Moldovan Prime Minister Dorin Recean said his country would not block the gas flows to Transndniestria under an arrangement involving Hungary’s MET Gas and Energy Marketing AG.
There was no immediate comment from Russia, which has blamed the crisis on Moldova’s pro-European government. Moscow has troops stationed in the breakaway territory, which it supported with gas supplies until transit via Ukraine stopped this year.
Neither Moldova nor Transdniestrian authorities have disclosed the origin of the gas involved in the new arrangement.
Recean said supplies of 3 million cubic metres of gas per day could start from February 13 and had so far only been agreed for 16 days.
He said Transdniestria rejected a European Union offer of 60 million euros to fund gas purchases on the grounds that it would have required consumers to gradually pay more for gas.
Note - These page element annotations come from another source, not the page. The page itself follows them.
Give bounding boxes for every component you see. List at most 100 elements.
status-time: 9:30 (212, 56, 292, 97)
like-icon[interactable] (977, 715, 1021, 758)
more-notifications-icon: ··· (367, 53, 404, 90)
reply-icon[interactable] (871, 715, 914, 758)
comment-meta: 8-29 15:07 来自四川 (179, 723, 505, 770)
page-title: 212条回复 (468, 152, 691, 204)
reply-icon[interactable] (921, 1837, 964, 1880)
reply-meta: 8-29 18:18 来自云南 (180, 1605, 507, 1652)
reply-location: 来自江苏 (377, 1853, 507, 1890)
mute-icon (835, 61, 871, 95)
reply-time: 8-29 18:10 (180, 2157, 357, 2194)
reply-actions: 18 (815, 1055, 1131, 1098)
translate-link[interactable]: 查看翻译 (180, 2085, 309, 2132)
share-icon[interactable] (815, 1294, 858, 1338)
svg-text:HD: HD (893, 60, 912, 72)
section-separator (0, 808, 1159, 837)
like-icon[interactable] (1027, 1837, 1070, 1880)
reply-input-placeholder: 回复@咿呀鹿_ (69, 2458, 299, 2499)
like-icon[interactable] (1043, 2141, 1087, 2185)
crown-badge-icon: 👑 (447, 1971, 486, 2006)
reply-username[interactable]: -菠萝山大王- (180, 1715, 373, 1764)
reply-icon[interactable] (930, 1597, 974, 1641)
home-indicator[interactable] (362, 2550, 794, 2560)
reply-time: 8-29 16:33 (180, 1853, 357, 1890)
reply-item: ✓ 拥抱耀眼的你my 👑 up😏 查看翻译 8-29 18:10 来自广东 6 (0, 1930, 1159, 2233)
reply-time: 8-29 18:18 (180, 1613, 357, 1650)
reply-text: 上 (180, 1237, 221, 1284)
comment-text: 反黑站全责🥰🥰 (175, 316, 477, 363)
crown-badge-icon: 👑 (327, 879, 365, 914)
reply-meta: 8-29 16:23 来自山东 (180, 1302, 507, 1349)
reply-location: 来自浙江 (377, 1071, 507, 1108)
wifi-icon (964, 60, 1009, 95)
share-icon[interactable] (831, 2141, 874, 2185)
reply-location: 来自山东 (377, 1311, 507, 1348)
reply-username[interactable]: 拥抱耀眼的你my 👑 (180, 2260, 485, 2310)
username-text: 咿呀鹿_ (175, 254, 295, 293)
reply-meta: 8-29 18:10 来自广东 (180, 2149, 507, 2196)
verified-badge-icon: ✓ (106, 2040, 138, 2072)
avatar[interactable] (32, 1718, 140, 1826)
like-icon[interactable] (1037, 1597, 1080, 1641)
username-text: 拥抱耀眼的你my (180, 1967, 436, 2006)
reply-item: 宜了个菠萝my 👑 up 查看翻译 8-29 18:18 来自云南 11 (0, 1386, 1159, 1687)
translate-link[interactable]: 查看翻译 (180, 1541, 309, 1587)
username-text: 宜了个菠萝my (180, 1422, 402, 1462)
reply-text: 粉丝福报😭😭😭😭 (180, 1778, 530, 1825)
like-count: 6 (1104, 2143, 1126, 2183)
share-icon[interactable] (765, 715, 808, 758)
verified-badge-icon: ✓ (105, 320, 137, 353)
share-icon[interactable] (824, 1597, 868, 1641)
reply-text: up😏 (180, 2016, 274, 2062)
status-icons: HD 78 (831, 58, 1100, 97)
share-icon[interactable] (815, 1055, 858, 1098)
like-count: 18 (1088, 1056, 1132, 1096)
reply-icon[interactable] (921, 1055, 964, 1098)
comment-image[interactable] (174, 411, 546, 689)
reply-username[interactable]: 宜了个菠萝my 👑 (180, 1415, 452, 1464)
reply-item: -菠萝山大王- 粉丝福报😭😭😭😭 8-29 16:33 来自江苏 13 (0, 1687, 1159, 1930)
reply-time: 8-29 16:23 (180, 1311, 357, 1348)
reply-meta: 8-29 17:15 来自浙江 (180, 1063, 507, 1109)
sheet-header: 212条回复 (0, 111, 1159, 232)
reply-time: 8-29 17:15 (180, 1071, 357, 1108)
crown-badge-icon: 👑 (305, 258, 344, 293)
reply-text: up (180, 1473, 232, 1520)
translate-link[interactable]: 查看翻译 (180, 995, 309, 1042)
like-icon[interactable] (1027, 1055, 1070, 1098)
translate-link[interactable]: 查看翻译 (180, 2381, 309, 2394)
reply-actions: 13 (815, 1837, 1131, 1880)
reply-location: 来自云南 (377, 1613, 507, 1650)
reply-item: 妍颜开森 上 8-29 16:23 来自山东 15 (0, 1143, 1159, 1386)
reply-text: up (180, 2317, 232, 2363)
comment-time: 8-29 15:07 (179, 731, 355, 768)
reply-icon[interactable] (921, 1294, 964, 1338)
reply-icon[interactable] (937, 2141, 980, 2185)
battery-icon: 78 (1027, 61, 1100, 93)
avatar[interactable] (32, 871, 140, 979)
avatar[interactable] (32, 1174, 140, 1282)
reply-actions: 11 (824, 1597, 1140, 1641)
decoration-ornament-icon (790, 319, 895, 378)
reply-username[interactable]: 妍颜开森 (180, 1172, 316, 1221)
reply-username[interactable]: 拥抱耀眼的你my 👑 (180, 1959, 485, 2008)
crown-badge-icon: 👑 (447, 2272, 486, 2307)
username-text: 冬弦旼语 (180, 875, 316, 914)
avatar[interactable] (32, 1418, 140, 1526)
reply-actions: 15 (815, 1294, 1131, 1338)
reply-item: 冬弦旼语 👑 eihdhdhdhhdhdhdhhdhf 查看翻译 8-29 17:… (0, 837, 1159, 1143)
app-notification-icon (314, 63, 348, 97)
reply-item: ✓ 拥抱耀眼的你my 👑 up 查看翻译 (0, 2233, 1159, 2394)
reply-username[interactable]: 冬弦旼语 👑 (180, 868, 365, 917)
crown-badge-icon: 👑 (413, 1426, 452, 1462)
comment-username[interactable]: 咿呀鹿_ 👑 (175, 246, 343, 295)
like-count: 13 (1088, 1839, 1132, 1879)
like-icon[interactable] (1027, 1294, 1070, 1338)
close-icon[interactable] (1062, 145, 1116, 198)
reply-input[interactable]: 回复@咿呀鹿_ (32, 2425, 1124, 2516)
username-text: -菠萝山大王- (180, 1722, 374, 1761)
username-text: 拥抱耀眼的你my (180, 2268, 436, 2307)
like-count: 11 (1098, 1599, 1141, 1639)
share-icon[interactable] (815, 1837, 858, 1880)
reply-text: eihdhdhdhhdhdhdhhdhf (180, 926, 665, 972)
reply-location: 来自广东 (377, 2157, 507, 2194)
“The inhabitants of the Transdniestria region will continue to live in a state of unpredictability and worry about gas supply,” Recean said. “It’s a solution that doesn’t solve the problem long term.”
Moldova supplied the region with gas from February 1-10, buying it on European markets and using part of a 30 million euro grant from the European Union.
Russian gas flows to Transdniestria via Ukraine stopped at the start of January when Kyiv refused to extend a transit agreement.
Moldova said Moscow should send the gas through other routes, such as one across the Balkans. Russia’s Gazprom then halted exports to Transdniestria, citing an unpaid debt held by Moldova, which Chisinau does not recognise.
Transdniestria, which broke free from Moldova’s control after a short war in the 1990s, had benefited for decades from cheap Russian gas used to heat homes and produce electricity sold to the rest of Moldova.